Many businesses added specific surcharges to final sales to offset the tariffs they paid. While they have no legal obligation to refund those surcharges they imposed, it would be straightforward to do so and it would be the right thing to do.
> While they have no legal obligation to refund those surcharges they imposed, it would be straightforward to do so and it would be the right thing to do.
I'm actually interested to see how this goes legally. I haven't seen an actual attorney who understands the subject chime in on it yet. But I could see a case being made that a line item like that could have a basis of being refunded if the company charging them itself received a refund. Certainly a long shot, but I'm guessing someone will bring a case at some point to see what happens.
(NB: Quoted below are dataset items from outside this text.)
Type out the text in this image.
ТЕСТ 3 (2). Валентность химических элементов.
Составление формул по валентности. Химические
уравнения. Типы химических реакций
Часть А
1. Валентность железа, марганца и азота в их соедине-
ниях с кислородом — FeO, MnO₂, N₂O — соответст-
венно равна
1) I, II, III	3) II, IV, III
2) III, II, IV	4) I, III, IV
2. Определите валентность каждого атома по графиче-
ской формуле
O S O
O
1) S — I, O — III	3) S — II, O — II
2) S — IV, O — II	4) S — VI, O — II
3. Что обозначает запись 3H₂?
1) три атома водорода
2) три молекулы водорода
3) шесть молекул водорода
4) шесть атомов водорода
Ironically companies that broke out tariffs charges as line items were lauded for "doing the right thing" and are the only companies who could possibly be remotely on the hook here - any other company simply adding it to general margins is quite obviously in the clear.
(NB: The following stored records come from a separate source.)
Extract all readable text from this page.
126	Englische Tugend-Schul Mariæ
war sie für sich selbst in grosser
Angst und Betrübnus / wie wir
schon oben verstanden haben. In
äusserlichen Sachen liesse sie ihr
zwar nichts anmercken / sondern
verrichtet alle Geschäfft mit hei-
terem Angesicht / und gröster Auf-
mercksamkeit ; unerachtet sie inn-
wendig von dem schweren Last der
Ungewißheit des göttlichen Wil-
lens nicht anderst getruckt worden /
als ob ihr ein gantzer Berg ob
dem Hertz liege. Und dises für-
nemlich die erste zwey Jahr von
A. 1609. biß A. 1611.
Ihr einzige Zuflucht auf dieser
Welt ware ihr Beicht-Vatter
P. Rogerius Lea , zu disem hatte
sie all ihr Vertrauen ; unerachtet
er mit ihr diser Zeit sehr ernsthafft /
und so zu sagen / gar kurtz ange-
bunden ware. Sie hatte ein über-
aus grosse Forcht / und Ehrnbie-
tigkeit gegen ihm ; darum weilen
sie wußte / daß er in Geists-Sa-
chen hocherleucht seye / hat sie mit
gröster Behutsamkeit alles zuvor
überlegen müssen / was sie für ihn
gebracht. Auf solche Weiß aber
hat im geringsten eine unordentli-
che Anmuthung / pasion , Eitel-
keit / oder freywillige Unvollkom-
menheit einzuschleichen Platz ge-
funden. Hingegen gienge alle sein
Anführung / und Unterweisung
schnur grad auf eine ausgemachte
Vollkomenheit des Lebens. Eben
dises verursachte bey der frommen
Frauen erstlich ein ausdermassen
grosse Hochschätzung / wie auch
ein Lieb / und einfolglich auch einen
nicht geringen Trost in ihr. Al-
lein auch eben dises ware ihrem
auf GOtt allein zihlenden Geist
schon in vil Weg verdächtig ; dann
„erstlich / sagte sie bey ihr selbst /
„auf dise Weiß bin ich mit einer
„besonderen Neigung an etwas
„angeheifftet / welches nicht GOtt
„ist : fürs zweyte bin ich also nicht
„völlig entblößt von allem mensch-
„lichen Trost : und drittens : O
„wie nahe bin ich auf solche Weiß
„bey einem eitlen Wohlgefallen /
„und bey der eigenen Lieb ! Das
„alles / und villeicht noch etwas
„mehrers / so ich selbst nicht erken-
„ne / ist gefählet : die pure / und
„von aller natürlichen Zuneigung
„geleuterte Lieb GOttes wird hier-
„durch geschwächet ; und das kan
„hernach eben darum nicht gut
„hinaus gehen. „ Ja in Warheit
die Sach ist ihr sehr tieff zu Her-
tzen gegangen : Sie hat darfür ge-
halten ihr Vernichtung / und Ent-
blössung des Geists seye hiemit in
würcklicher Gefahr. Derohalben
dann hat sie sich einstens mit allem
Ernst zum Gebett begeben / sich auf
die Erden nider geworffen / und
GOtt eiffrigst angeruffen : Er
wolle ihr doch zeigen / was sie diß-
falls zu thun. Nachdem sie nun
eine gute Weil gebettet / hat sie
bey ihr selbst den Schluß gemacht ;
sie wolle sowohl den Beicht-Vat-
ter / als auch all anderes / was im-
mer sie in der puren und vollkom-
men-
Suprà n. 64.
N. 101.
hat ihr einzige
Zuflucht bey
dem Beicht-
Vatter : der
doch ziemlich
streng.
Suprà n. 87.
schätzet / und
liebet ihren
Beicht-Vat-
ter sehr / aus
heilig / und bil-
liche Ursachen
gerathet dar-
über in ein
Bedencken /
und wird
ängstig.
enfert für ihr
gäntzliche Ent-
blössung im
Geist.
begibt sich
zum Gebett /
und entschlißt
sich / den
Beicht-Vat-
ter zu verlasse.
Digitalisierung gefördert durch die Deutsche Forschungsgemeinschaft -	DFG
Or keep it as a rainy day fund against the next time one of their major markets goes insane with attempted extortion, possibly successfully next time? Their customers paid a price they were comfortable with —- if a company returns part of that to the customer, they disadvantage themselves compared to their competitors who do not do so in the next round of tariffs, since their competitors can use the rainy day fund to delay price rises, capturing customer spend (which is to say, competitor-voluntary-donation-to-customer spend).
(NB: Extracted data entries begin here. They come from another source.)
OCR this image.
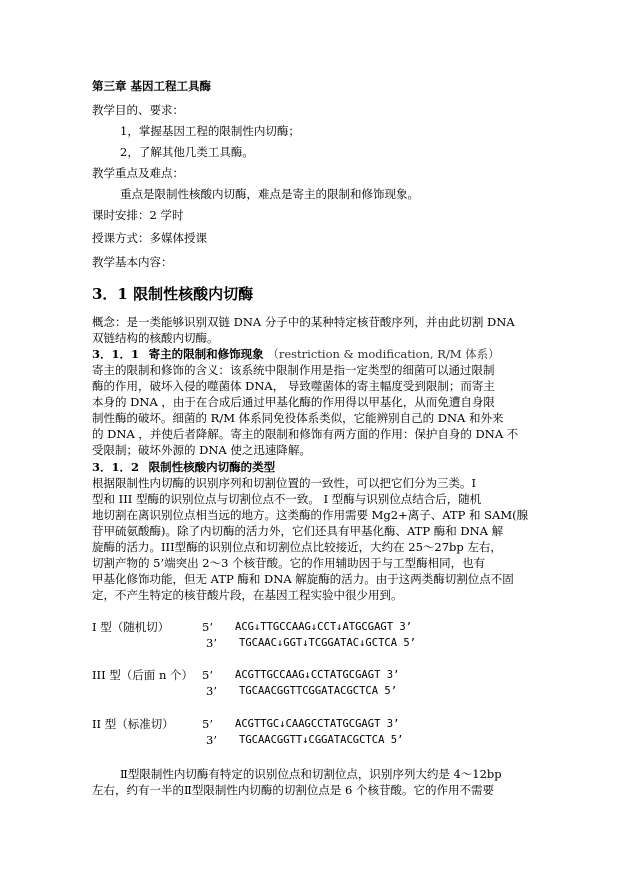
第三章 基因工程工具酶
教学目的、要求：
1，掌握基因工程的限制性内切酶；
2，了解其他几类工具酶。
教学重点及难点：
重点是限制性核酸内切酶，难点是寄主的限制和修饰现象。
课时安排：2 学时
授课方式：多媒体授课
教学基本内容：
3．1 限制性核酸内切酶
概念：是一类能够识别双链 DNA 分子中的某种特定核苷酸序列，并由此切割 DNA
双链结构的核酸内切酶。
3．1．1 寄主的限制和修饰现象 （restriction & modification, R/M 体系）
寄主的限制和修饰的含义：该系统中限制作用是指一定类型的细菌可以通过限制
酶的作用，破坏入侵的噬菌体 DNA， 导致噬菌体的寄主幅度受到限制；而寄主
本身的 DNA ，由于在合成后通过甲基化酶的作用得以甲基化，从而免遭自身限
制性酶的破坏。细菌的 R/M 体系同免役体系类似，它能辨别自己的 DNA 和外来
的 DNA ，并使后者降解。寄主的限制和修饰有两方面的作用：保护自身的 DNA 不
受限制；破坏外源的 DNA 使之迅速降解。
3．1．2 限制性核酸内切酶的类型
根据限制性内切酶的识别序列和切割位置的一致性，可以把它们分为三类。I
型和 III 型酶的识别位点与切割位点不一致。 I 型酶与识别位点结合后，随机
地切割在离识别位点相当远的地方。这类酶的作用需要 Mg2+离子、ATP 和 SAM(腺
苷甲硫氨酸酶)。除了内切酶的活力外，它们还具有甲基化酶、ATP 酶和 DNA 解
旋酶的活力。III型酶的识别位点和切割位点比较接近，大约在 25～27bp 左右，
切割产物的 5’端突出 2～3 个核苷酸。它的作用辅助因于与工型酶相同，也有
甲基化修饰功能，但无 ATP 酶和 DNA 解旋酶的活力。由于这两类酶切割位点不固
定，不产生特定的核苷酸片段，在基因工程实验中很少用到。
I 型（随机切）	5’ ACG↓TTGCCAAG↓CCT↓ATGCGAGT 3’
3’ TGCAAC↓GGT↓TCGGATAC↓GCTCA 5’
III 型（后面 n 个） 5’ ACGTTGCCAAG↓CCTATGCGAGT 3’
3’ TGCAACGGTTCGGATACGCTCA 5’
II 型（标准切） 5’ ACGTTGC↓CAAGCCTATGCGAGT 3’
3’ TGCAACGGTT↓CGGATACGCTCA 5’
Ⅱ型限制性内切酶有特定的识别位点和切割位点，识别序列大约是 4～12bp
左右，约有一半的Ⅱ型限制性内切酶的切割位点是 6 个核苷酸。它的作用不需要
It's not a matter of "surprised", rather it's outraged over the lack of accountability. The administration acted illegally, which caused harm to consumers. It's reasonable to expect consumers to be made whole from the results of those illegal actions - the same as if corpos were found to be illegally colluding to raise prices without Grump spearheading it.
(although honestly I wouldn't be surprised if such a push ended up with the profligate spendthrift in chief sending more paltry "stimulus" checks with his ugly-ass signature on it right before midterms)
The injustice isn't that consumers were harmed (this is just the nature of public policy with both winners and losers), but that our legal system does not accept that tax incidence exists and is giving taxpayer funds to businesses for no reason.